The long and short of it all is that there is no “personal representative” named in the pleadings filed in this matter to have lodged these proceedings on behalf of the estate of Pemba Keiwa (deceased). Simply put, there is no person or individual as far as I can visualize, standing and laying claim on the deceased’s Pemba Keiwa’s estate.
The question would therefore be, to whom would this court grant leave extending the limitation period sought, to institute suit on behalf of the deceased’s estate? The person who purportedly signed an authority to the 1st applicant is not listed in the pleadings.
In a nutshell, the application touching on the interests of the minor Stancy Letuluo and the deceased Pemba Keiwa cannot stand in law. They are simply incompetent and I proceed to strike them out.

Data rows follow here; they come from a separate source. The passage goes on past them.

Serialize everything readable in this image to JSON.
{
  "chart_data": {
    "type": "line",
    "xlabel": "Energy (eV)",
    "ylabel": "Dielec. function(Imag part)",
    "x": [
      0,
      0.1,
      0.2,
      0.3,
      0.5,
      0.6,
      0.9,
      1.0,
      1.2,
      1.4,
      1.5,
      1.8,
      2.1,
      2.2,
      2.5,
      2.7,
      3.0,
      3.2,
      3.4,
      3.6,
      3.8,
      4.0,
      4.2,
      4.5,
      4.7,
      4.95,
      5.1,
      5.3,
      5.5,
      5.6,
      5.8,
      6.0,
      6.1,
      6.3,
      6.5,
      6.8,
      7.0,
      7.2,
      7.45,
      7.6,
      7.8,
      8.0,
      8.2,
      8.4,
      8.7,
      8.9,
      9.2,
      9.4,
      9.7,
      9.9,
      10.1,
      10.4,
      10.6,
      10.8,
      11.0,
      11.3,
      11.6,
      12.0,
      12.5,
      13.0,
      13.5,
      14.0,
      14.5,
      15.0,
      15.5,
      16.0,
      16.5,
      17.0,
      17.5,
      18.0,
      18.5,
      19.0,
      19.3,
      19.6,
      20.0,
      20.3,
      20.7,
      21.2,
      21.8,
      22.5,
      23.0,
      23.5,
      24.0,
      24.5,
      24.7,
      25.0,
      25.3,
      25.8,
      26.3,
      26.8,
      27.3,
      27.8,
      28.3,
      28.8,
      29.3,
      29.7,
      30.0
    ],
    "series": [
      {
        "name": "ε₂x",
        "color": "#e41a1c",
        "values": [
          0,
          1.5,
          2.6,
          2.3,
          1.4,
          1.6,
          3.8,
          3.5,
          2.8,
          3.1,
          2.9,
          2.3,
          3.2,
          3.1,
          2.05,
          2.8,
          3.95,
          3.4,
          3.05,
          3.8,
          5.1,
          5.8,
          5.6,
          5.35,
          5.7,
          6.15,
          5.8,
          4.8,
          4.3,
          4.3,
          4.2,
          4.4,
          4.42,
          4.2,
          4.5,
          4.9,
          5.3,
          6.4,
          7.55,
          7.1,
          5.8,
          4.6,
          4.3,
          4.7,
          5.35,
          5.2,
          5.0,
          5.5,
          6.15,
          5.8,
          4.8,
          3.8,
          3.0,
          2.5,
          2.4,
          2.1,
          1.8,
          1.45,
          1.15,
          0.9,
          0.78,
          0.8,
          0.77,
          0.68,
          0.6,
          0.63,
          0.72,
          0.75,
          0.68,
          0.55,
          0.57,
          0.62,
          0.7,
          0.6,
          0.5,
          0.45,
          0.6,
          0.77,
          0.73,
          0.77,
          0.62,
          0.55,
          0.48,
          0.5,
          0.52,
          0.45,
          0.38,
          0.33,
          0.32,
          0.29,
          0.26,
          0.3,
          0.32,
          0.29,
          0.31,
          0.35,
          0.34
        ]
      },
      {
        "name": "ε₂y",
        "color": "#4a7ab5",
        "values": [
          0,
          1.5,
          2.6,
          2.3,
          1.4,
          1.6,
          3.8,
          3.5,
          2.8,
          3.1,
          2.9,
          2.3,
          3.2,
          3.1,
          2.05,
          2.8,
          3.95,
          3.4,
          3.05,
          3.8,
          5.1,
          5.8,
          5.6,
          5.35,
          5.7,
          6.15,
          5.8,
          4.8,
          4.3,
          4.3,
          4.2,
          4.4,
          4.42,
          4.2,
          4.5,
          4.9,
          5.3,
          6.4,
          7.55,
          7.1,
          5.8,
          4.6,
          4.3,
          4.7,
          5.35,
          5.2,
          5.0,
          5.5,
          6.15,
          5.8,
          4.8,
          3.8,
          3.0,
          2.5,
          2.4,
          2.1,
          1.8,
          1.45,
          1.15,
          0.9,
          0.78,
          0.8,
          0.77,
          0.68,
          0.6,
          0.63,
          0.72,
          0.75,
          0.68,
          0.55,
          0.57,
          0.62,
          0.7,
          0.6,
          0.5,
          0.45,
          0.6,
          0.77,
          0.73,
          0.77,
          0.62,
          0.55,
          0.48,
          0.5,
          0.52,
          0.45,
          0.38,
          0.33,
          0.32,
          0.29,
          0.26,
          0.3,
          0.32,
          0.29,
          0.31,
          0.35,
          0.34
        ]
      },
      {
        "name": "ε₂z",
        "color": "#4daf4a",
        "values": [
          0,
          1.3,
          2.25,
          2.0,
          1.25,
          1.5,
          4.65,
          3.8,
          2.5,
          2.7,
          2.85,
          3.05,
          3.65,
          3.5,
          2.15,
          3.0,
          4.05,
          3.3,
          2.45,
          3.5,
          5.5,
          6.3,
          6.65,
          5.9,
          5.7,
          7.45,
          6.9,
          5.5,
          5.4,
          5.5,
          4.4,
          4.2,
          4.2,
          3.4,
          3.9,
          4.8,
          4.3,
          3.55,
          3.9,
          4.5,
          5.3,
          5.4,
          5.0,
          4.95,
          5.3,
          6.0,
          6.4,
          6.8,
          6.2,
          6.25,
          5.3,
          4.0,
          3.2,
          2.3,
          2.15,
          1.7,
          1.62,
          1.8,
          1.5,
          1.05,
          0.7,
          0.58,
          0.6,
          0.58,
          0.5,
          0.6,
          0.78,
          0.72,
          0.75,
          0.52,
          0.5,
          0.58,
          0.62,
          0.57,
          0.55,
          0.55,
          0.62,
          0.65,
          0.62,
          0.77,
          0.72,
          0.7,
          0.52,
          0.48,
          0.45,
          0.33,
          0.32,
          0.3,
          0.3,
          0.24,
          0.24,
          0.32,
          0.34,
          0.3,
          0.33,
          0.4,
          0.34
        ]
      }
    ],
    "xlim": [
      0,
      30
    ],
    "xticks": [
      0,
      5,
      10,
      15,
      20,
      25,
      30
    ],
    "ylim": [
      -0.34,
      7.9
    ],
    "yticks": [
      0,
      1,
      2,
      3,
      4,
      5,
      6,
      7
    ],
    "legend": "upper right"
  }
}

Nonetheless, the proceedings herein are critical for the determination of the parties rights under the law to ventilate their grievances. It is not in the interest of justice to oust the parties from the seat of justice. The court herein is the temple of justice, and as I sit in that temple as a minister to administer justice, I have inherent unfettered powers to make any such orders as may be necessary for the ends of justice or to prevent abuse of the process of the court. My duty is also to ensure just determination of proceedings and to facilitate the just, expeditious, proportionate and affordable resolution of civil disputes goverened by the Civil Procedure Act as espoused in Sections 3A, 1B and 1A of the Civil Procedure Act. As the application is jointly filed with only one deponent Robert Meleya Ole Letoluo purporting to swear the affidavit on behalf of all the rest including those who have no capacity to sue or to customize such suing or applying as per my exposition above – the minor and deceased, having held that the application touching on the two is incompetent, and having proceeded to strike it out, accordingly, I proceed to strike out the entire originating summons as being incompetent. I exercise my discretion and grant the parties hereto an opportunity and leave to file fresh applications which application shall be filed separately seeking leave for extension of the limitation period to file suits arising out of the material accident pleaded.
Such applications shall be filed within 60 days from the date of this ruling failure to which the order herein striking out the originating summons dated 2nd May 2014 stands undisturbed. This is intended to avoid hardship and prejudice to the parties in any intended future proceedings.
Dated, signed and delivered at Nairobi this 2nd day of December, 2014.